Мне понадобился год, чтобы почувствовать, что снова могу ходить не касаясь земли. Это была такая перемена во мне, которую я очень четко считывала во время болезни: было ощущение, что я словно магничусь о землю, что еле могу оторвать от нее ноги. И теперь я заново училась ходить на носочках. А я люблю ходить на носочках.

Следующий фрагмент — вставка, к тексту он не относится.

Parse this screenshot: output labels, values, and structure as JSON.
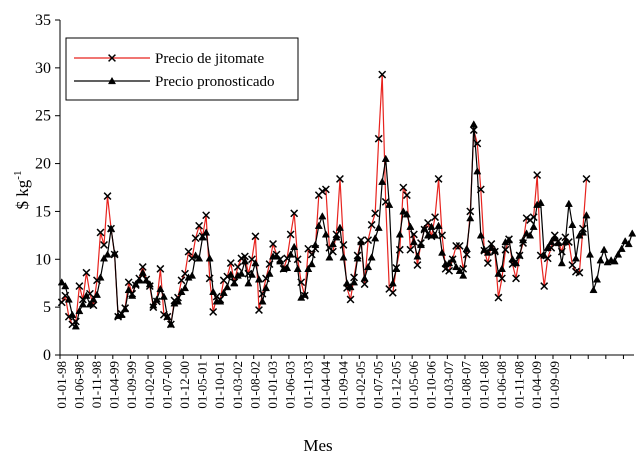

Я долго не могла говорить о своем раке. Была опустошена этим опытом и меньше всего хотела, чтобы я и моя семья продолжали жить в атмосфере болезни. Но сейчас я наконец могу — говорить о нем в прошедшем времени. Мне есть что сказать — и сейчас я могу делать это без дрожи в голосе. Моя цель — не добиться сочувствия, а сказать, что с диагнозом рак можно справиться, только нужно верить и бороться. И важно сказать об этом именно сейчас. Люди, которые переживают рак в эпоху ковида, испытывают двойную изоляцию, потому что в короткие перерывы между химиями не могут быть там, где хотят быть, им сложнее видеться с родными. И если моя история для кого-то положительный пример — то я готова им быть.
Я не буду говорить, что сейчас не боюсь. Я очень прислушиваюсь к себе — нет, это не мнительность, я себя не накручиваю: это животный страх, холодок в холке. Но он не мешает мне ходить на носочках. Не должен мешать.